Nova Política de Terras está virada para interesses externos

  • Considera a especialista em matéria de gestão de terras, Natacha Bruna, que é igualmente Directora Executiva da ONG, Observatório do Meio Rural (OMR), para quem, claramente, o País está a entrar para um regime de mercantilização da terra.

A Directora Executiva da OMR, entende que a actual lei, entretanto em revisão, e a anterior política, falharam no capítulo da implementação e não nas suas virtudes.

Problemas como a corrupção e fragilidades institucionais na implementação, condicionaram a eficácia da gestão de terras e que se persistirem – e antevê a sua agudização – receia que ocorram problemas piores.

Em entrevista ao O. Económico, a propósito da aprovação da nova Política de Terras e Estratégia de Implementação, a especialista, vê nesta acção do Governo, uma medida para atender às demandas do mercado, criando vulnerabilidades na posse das terras pelas comunidades.

“A política foi desenhada de forma a responder aos desafios dos investidores e não das comunidades”. Afirmou Natacha Bruna, para quem não existe no actual figurino um equilíbrio entre os interesses dos mercados/investidores e o das comunidades

Penso que não há um equilíbrio, esta está mais favorável aos investidores do que para as comunidades porque optou-se por se transformar a terra num bem transacionável, ou seja, já se pode vender e comprar os títulos do DUAT, e isto representa muitas desvantagens para as comunidades e para a população rural no geral, em termos de segurança de posse de terra, porque a terra será gerida com regras de mercado -quem tem poder económico é quem tem acesso a terra- e nós sabemos que a população rural não tem poder económico”.

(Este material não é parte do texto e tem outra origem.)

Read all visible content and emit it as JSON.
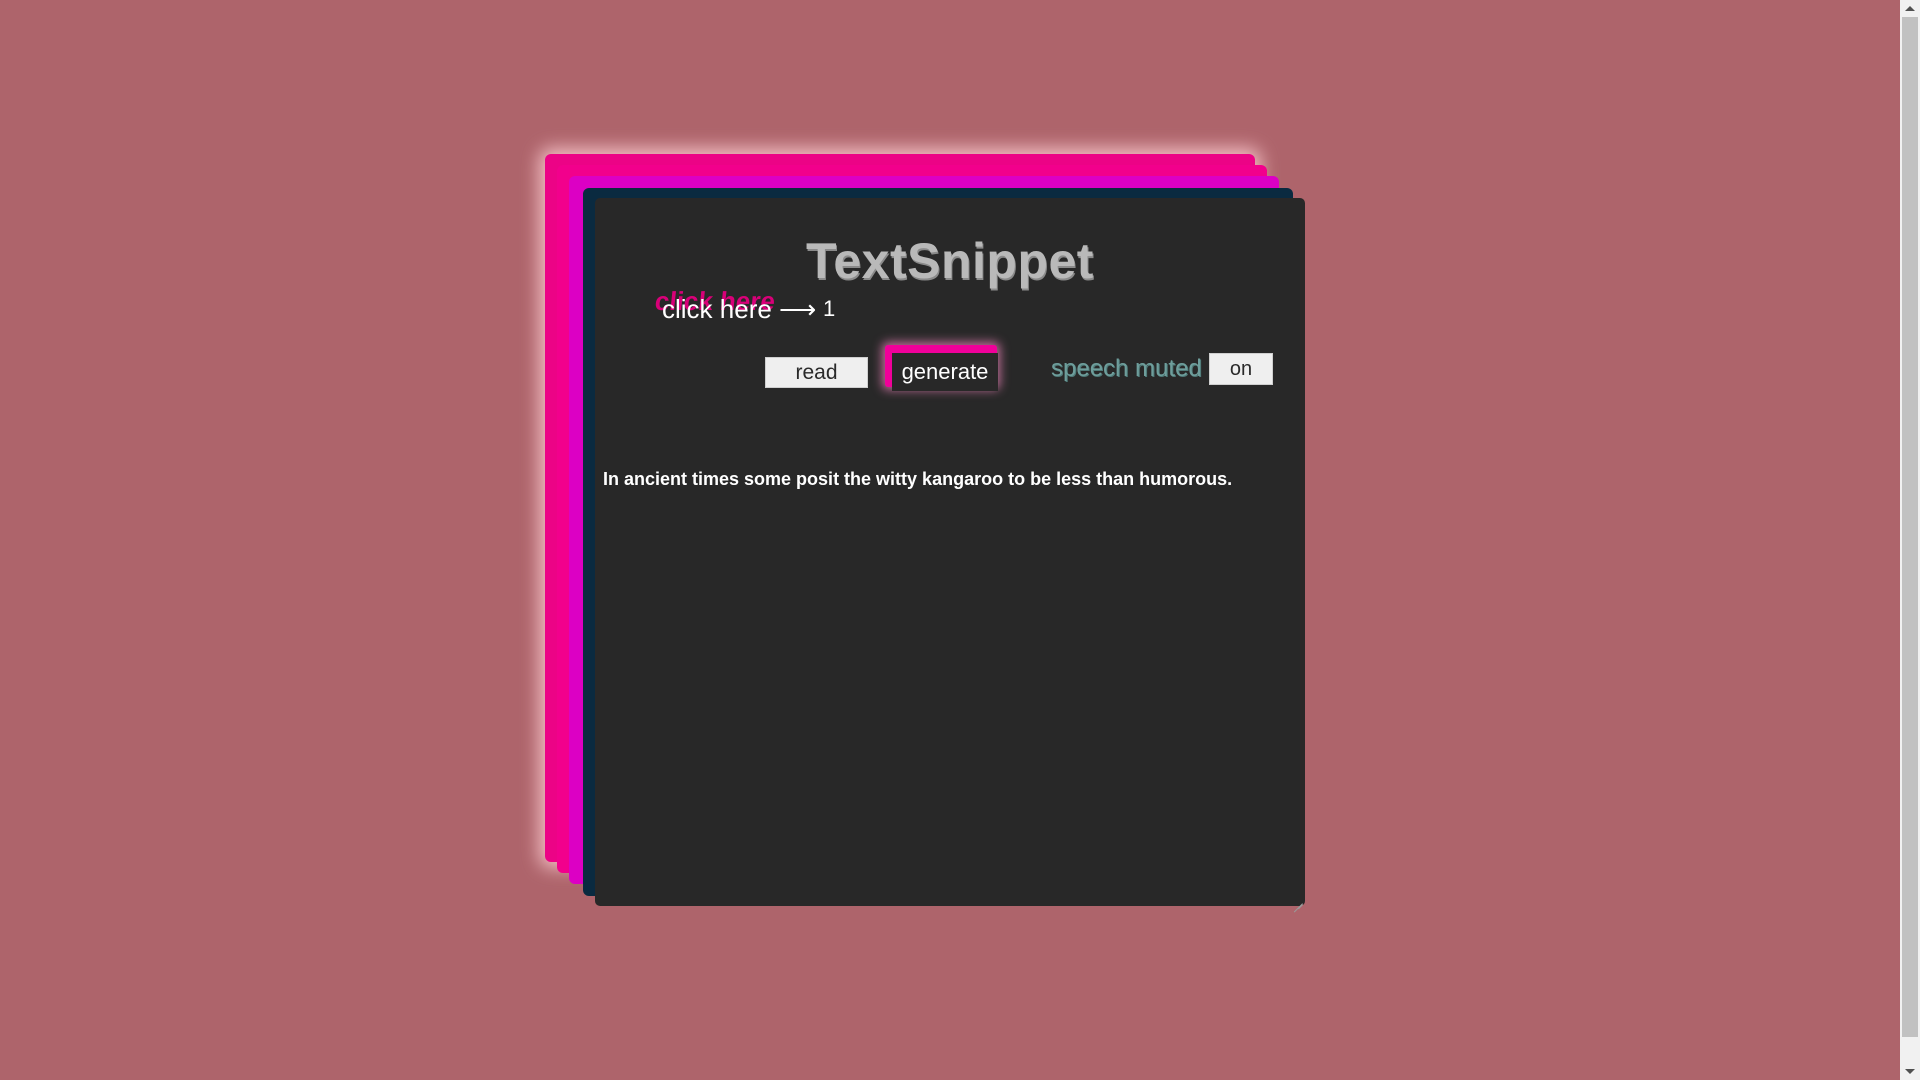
{
  "app": {
    "title": "TextSnippet"
  },
  "controls": {
    "click_label": "click here ⟶",
    "click_shadow_label": "click here",
    "counter": "1",
    "read_label": "read",
    "generate_label": "generate",
    "speech_label": "speech muted",
    "speech_toggle_label": "on"
  },
  "snippet": {
    "text": "In ancient times some posit the witty kangaroo to be less than humorous."
  },
  "colors": {
    "background": "#ae646b",
    "card": "#282828",
    "accent_pink": "#f2008c",
    "accent_magenta": "#dc00c4",
    "accent_navy": "#0a2a40",
    "speech_label": "#6e9e9c"
  }
}
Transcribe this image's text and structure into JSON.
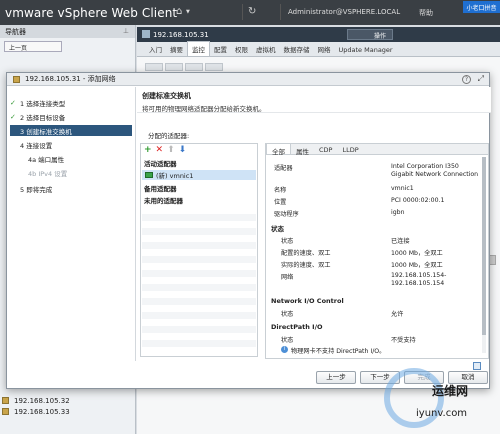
{
  "app": {
    "brand": "vmware vSphere Web Client",
    "user": "Administrator@VSPHERE.LOCAL",
    "help": "帮助",
    "ime": "小老口拼音"
  },
  "navigator": {
    "title": "导航器",
    "back": "上一页",
    "hosts": [
      "192.168.105.32",
      "192.168.105.33"
    ]
  },
  "main": {
    "host": "192.168.105.31",
    "actions": "操作",
    "tabs": [
      "入门",
      "摘要",
      "监控",
      "配置",
      "权限",
      "虚拟机",
      "数据存储",
      "网络",
      "Update Manager"
    ],
    "active_tab": "监控"
  },
  "dialog": {
    "title": "192.168.105.31 - 添加网络",
    "help_icon": "?",
    "steps": [
      {
        "label": "1  选择连接类型",
        "state": "done"
      },
      {
        "label": "2  选择目标设备",
        "state": "done"
      },
      {
        "label": "3  创建标准交换机",
        "state": "current"
      },
      {
        "label": "4  连接设置",
        "state": "normal"
      },
      {
        "label": "4a  端口属性",
        "state": "sub"
      },
      {
        "label": "4b  IPv4 设置",
        "state": "sub-disabled"
      },
      {
        "label": "5  即将完成",
        "state": "normal"
      }
    ],
    "content": {
      "title": "创建标准交换机",
      "subtitle": "将可用的物理网络适配器分配给新交换机。",
      "assigned_label": "分配的适配器:",
      "sections": {
        "active": "活动适配器",
        "standby": "备用适配器",
        "unused": "未用的适配器"
      },
      "adapter": "(新) vmnic1"
    },
    "details": {
      "tabs": [
        "全部",
        "属性",
        "CDP",
        "LLDP"
      ],
      "active_tab": "全部",
      "rows": [
        {
          "k": "适配器",
          "v": "Intel Corporation I350 Gigabit Network Connection"
        },
        {
          "k": "名称",
          "v": "vmnic1"
        },
        {
          "k": "位置",
          "v": "PCI 0000:02:00.1"
        },
        {
          "k": "驱动程序",
          "v": "igbn"
        }
      ],
      "status_title": "状态",
      "status_rows": [
        {
          "k": "状态",
          "v": "已连接"
        },
        {
          "k": "配置的速度、双工",
          "v": "1000 Mb，全双工"
        },
        {
          "k": "实际的速度、双工",
          "v": "1000 Mb，全双工"
        },
        {
          "k": "网络",
          "v": "192.168.105.154-192.168.105.154"
        }
      ],
      "nioc_title": "Network I/O Control",
      "nioc_status_k": "状态",
      "nioc_status_v": "允许",
      "dpio_title": "DirectPath I/O",
      "dpio_status_k": "状态",
      "dpio_status_v": "不受支持",
      "dpio_note": "物理网卡不支持 DirectPath I/O。"
    },
    "buttons": {
      "back": "上一步",
      "next": "下一步",
      "finish": "完成",
      "cancel": "取消"
    }
  },
  "watermark": {
    "cn": "运维网",
    "en": "iyunv.com"
  }
}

Insistimos na questão da vulnerabilidade a que ficam votadas as comunidades face ao novo quadro, conforme alega Natacha Bruna, tendo esta admitido que “existem alguns componentes da política de terras que foi aprovada que asseguram mecanismos de compensação a essas comunidades, no entanto não são suficientes num contexto em que a terra se torna um bem transacionável”.

O.Económico, questionou sobre os fundamentos apresentados pelo Governo, de que há necessidade de adequar o quadro normativo aos desafios actuais e futuros em virtude as que vinham vigorando terem se tornado, de certa forma, obsoletas e não respondendo às necessidades, quer internas, quer do ponto de vista das dinâmicas económicas internacionais, atração de investimentos, entre outros factores, mas que, no final do dia, a terra permanece propriedade do Estado. Sobre isso, Natacha Bruna respondeu:

 – Eu diria que existe esse entendimento de que, para acompanhar as dinâmicas do mercado e de investimento, é necessários transformar a terra num bem transacionável, facilitar o investimento […] a terra continua a ser propriedade do Estado, mas pode ser comprada ou vendida através da venda e compra dos títulos do DUAT, então indirectamente estamos a vender a terrae isto até já foi questionado junto aos juristas se é constitucional ou não, porque não estamos a vender a terra de uma forma directa, mas através dos seus títulos do DUAT”.  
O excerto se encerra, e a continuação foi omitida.